In a recent turn of events, the Hong Kong’s central bank is encouraging financial firms to engage with the crypto sector. Notably, the central bank recently asked major banks — including HSBC, Standard Chartered and Bank of China — why they aren’t accepting crypto exchanges as clients.
According to media reports, the Hong Kong Monetary Authority (HKMA), which serves as the region’s central bank and regulator, is pressurising major banks, including HSBC and Standard Chartered, to accept crypto exchanges as clients. Sources familiar with the matter say that the HKMA in a meeting held in May questioned the U.K.-based firms as well as the Bank of China on the topic.
In the official document from the meeting, the HKMA “encouraged the banks to not be afraid.” Additionally, the sources revealed that there is opposition from the listed banks on taking crypto clients. The bank cited this to be harmful to the nation’s pro-crypto approach.
We are seeing some resistance from senior executives at traditional banks.
Notably, over the past months, Hong Kong authorities have taken various measures to establish themselves as the crypto hub. In particular, the central bank issued a notification to all the banking institutions in April urging them to pay attention to new market developments and encouraging them to adopt a more ambitious approach to new sectors such as the crypto market. In their notice, Hong Kong’s central bank specifically required the institutions to help crypto firms, which it calls “virtual asset service providers,” in gaining access to banking services.

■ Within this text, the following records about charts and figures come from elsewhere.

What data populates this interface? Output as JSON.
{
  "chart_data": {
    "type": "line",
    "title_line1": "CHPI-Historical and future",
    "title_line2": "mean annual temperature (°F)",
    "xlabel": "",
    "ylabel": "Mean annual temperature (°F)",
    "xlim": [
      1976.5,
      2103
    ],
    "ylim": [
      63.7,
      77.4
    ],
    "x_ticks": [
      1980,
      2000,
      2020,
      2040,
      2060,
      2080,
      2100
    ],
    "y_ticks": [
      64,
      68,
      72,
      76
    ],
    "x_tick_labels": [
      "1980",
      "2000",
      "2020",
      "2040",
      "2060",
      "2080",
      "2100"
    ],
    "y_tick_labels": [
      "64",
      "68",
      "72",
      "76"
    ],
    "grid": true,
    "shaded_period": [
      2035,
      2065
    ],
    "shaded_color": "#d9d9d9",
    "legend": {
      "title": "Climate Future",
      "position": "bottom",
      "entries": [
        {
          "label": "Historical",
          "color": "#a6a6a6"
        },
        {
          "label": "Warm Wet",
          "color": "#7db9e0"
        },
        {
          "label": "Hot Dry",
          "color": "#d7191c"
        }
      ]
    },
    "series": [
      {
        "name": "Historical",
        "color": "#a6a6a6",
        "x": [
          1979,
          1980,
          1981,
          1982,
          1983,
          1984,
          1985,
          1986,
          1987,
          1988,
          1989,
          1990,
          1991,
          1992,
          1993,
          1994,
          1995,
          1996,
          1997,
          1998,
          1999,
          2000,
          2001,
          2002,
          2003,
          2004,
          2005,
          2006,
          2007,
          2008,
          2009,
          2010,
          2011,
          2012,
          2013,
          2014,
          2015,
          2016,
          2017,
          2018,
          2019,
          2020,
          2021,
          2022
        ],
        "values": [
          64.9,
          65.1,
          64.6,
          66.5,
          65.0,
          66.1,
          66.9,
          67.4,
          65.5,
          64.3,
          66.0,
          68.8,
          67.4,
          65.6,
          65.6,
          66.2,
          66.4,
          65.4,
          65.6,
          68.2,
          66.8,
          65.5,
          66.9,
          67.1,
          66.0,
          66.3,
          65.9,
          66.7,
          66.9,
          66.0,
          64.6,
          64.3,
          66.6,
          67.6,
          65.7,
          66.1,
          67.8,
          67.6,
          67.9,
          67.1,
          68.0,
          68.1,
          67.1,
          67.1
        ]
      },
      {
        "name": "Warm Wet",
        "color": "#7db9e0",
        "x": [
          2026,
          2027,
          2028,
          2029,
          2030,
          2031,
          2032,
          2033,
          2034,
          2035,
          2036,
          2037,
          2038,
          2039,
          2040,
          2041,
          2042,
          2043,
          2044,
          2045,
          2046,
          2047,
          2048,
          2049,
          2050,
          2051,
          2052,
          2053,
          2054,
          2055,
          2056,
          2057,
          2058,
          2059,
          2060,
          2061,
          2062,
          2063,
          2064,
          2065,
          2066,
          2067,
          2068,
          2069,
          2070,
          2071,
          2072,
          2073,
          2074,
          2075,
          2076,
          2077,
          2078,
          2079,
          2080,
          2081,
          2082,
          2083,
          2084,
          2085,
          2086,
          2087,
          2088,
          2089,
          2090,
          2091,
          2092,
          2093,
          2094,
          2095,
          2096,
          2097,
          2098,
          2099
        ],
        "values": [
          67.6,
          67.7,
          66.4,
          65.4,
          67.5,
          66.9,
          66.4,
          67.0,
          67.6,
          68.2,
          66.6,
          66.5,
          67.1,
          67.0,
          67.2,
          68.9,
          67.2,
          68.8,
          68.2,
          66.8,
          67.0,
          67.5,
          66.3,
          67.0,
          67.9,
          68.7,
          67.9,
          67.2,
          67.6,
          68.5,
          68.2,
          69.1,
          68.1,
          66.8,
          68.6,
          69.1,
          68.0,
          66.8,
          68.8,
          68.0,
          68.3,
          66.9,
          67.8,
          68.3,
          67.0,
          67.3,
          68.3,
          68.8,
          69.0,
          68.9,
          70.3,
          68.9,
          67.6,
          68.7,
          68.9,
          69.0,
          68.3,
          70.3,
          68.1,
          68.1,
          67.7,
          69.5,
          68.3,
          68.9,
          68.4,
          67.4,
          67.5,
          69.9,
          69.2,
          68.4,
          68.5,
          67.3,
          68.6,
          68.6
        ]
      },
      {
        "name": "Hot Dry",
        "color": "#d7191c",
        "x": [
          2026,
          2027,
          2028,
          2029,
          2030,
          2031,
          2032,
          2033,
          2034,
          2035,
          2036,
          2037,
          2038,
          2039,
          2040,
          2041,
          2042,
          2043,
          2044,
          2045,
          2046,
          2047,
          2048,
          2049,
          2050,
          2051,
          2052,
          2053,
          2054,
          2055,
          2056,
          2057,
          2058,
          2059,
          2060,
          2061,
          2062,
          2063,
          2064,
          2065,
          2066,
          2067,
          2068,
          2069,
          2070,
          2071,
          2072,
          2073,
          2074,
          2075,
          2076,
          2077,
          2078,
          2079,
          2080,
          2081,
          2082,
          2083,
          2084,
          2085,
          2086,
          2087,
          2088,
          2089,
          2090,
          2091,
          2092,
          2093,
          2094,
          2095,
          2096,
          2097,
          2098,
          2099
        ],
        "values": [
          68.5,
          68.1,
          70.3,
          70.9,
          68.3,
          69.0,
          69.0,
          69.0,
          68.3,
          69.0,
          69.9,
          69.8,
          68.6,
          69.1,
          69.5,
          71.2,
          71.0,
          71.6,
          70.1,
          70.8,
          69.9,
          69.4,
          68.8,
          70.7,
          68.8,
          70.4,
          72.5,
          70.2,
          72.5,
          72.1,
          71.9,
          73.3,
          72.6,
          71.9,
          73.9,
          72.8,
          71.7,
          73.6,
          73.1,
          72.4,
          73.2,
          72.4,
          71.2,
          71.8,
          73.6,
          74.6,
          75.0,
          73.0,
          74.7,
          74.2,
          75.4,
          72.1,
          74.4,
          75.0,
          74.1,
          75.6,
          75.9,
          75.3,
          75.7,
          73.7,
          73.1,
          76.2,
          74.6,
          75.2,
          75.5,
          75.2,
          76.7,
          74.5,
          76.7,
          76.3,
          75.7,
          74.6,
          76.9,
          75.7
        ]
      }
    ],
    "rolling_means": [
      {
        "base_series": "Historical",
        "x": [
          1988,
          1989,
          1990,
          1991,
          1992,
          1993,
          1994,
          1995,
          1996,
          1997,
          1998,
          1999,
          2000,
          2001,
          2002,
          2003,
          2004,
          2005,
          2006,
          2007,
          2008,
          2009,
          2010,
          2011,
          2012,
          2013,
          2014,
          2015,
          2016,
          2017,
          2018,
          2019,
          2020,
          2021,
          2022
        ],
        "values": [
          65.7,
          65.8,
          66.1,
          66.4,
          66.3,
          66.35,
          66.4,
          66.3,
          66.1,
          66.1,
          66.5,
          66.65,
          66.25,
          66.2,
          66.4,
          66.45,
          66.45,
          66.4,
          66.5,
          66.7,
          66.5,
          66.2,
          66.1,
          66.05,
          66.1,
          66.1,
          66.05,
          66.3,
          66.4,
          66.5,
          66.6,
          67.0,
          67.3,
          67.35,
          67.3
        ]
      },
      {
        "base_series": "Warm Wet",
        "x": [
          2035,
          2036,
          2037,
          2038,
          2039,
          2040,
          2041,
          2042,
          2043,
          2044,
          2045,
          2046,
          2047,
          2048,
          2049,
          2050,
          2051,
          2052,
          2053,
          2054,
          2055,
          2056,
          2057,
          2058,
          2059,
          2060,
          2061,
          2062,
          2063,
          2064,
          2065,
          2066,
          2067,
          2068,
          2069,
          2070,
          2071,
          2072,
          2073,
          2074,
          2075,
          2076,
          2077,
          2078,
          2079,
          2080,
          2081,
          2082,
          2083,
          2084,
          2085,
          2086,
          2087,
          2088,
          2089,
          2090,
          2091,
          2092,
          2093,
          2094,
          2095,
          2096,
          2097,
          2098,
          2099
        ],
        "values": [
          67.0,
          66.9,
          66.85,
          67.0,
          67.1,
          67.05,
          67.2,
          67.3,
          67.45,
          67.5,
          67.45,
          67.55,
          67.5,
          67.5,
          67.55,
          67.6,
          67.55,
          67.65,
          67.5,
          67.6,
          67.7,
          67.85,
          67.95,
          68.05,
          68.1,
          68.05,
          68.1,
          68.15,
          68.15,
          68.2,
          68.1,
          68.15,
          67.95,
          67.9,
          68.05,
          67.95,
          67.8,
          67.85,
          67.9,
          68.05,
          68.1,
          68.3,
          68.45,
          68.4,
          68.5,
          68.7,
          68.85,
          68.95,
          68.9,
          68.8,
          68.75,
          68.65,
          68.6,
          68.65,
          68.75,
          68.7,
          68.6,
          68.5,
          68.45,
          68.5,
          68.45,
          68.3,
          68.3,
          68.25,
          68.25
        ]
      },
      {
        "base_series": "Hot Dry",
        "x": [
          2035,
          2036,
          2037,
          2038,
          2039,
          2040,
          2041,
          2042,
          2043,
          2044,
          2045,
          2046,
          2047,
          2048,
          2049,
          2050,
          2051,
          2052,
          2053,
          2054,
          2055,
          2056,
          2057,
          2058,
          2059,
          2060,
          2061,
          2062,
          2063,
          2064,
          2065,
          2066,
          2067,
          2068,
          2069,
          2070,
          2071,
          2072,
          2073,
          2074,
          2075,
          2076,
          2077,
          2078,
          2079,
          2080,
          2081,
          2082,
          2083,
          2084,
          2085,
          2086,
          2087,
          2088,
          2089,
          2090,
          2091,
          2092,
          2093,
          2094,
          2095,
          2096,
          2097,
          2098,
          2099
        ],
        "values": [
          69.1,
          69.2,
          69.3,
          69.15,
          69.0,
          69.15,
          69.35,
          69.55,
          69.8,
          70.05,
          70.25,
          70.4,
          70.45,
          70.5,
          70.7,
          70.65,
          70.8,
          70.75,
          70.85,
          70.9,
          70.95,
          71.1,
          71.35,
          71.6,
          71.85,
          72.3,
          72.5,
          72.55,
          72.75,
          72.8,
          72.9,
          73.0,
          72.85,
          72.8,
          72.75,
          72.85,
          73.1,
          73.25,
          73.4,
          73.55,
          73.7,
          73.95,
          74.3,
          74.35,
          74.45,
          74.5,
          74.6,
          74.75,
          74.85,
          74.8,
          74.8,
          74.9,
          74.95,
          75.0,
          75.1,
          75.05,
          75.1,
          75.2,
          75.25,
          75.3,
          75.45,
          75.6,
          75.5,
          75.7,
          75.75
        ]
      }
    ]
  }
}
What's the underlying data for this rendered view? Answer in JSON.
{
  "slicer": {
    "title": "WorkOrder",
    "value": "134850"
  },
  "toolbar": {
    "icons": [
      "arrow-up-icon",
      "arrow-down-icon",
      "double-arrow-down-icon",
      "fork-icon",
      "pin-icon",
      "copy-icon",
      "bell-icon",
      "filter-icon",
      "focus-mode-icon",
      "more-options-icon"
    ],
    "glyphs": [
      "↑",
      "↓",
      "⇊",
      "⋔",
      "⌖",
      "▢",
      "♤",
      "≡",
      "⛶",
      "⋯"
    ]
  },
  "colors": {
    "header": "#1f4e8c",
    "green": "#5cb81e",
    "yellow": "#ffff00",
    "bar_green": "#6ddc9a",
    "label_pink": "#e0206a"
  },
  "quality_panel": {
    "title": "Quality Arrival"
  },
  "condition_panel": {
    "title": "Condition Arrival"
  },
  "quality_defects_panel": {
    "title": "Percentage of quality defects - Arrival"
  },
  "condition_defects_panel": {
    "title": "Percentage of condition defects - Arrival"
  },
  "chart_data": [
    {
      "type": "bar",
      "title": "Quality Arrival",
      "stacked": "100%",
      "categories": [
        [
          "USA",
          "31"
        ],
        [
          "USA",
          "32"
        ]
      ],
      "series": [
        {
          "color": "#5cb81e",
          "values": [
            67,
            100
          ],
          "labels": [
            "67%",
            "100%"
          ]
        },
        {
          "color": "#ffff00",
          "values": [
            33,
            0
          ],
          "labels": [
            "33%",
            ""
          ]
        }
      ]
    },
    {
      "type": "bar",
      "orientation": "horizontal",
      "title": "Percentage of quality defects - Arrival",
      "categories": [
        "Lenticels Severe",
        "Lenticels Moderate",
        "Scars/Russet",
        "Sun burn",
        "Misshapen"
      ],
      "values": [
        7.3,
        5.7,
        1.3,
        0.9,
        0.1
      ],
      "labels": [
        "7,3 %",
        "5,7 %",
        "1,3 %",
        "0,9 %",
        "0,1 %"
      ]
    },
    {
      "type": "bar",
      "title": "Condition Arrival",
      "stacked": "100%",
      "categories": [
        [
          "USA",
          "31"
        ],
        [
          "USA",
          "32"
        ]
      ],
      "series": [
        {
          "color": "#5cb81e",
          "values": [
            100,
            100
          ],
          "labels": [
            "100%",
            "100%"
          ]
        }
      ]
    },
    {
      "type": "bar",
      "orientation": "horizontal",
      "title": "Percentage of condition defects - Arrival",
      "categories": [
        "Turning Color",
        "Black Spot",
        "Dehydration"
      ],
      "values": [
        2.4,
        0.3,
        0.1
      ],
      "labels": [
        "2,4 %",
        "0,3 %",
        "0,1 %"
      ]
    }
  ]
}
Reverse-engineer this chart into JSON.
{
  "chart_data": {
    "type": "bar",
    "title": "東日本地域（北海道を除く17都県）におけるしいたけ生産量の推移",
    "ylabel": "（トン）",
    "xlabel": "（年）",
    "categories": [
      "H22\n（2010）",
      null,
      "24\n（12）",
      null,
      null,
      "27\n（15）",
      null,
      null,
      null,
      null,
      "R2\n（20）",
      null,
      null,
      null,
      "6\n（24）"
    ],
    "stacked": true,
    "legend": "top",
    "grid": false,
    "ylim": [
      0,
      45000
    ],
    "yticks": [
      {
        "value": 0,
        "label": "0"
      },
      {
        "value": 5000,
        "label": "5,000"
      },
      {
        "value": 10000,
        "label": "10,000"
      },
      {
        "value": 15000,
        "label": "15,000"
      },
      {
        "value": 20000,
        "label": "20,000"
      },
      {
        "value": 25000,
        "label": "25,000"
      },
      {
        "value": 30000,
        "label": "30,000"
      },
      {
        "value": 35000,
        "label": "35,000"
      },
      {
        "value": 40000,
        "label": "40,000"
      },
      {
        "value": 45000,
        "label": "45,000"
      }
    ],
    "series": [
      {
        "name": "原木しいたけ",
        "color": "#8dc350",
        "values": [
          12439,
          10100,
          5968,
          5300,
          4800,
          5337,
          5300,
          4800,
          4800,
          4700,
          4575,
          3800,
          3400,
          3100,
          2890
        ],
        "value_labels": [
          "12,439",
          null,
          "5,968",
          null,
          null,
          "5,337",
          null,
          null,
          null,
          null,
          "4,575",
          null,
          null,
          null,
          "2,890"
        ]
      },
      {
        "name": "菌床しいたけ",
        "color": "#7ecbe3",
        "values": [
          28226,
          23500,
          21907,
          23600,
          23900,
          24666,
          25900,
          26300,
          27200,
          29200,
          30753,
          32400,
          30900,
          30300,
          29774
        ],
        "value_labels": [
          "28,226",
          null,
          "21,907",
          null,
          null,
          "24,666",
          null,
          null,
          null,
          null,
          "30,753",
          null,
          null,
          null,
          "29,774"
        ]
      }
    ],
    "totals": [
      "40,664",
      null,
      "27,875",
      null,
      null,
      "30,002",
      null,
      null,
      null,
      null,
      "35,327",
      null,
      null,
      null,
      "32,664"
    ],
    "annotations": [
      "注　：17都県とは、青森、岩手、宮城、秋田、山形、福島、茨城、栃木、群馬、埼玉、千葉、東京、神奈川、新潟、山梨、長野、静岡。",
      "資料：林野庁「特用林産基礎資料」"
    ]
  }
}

In January, Chen Maobo, Hong Kong Financial Secretary, said that the government has been working on multiple pilot cryptocurrency-related projects. The region has been advocating for comprehensive crypto regulations and is also working on stablecoin regulation.
Due to their pro-crypto approach, Hong Kong has been attracting several banking institutions and fintech firms. In particular, the British banking institutions nonetheless have been cautious of cryptocurrencies and have cited the harms involved in it.
While the Hong Kong regulators are opting for ways to favour the crypto sector, the region has also seen a remarkable increase in digital assets crime. The police recently announced that the total number of crypto scams in the region has surged to 2,336 by the end of 2022 which was about 67% more than the 2021 incidents. Reportedly, law enforcement agents coped with 1,884 of the cases.